Horiuchi is a visual artist who captures familiar experiences and natural phenomena in her work as vivid expressions that evoke intuitive imagery. Her fellowship research will center on Robert Smithson and his contemporaries, who created land art and other large-scale works across the U.S. countryside that were later exhibited and documented in their archives in New York. Through archival research and interactions with local experts and artists, she will explore their approach to creating and presenting art in both urban and remote settings, investigating the significance of archives and how they can inform contemporary art today.

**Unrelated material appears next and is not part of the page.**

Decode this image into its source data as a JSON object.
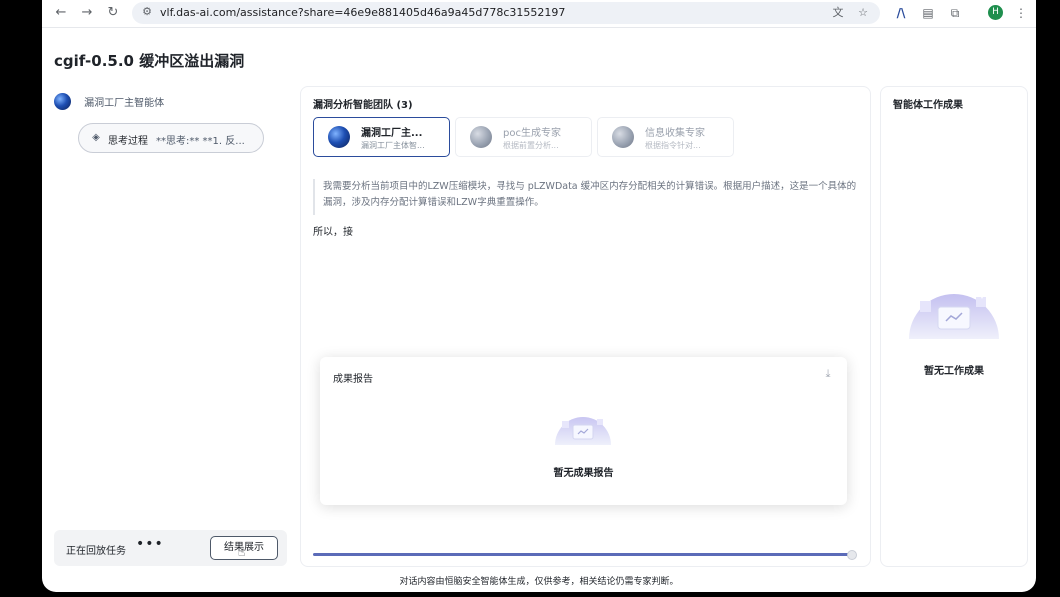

Some of Horiuchi’s prospective site visits include the Smithson and Holt Foundation in New Mexico, Holt's Sun Tunnel in Utah, and Walter De Maria's Lightning Field, among others.
Photo by Rosie Kennedy

Profile  Yuuki HORIUCHI 
Horiuchi employs video, sculpture, painting, and installation to delve into expressions of time, contradictions and multiplicity in meaning, and the notion of random occurrences from a perspective that challenges the conventional understanding of perception. In 2015, she graduated from the Oil Painting Course in the Department of Painting at Tokyo University of the Arts. Horiuchi has received grants from the Pola Art Foundation and the Yoshino Gypsum Art Foundation. In 2023, she completed an MFA at the Slade School of Fine Arts, University College London. She has been participating in various exhibitions both in Japan and overseas, including a solo exhibition, Q's journey, Towada Art Center satellite space, Aomori, 2024.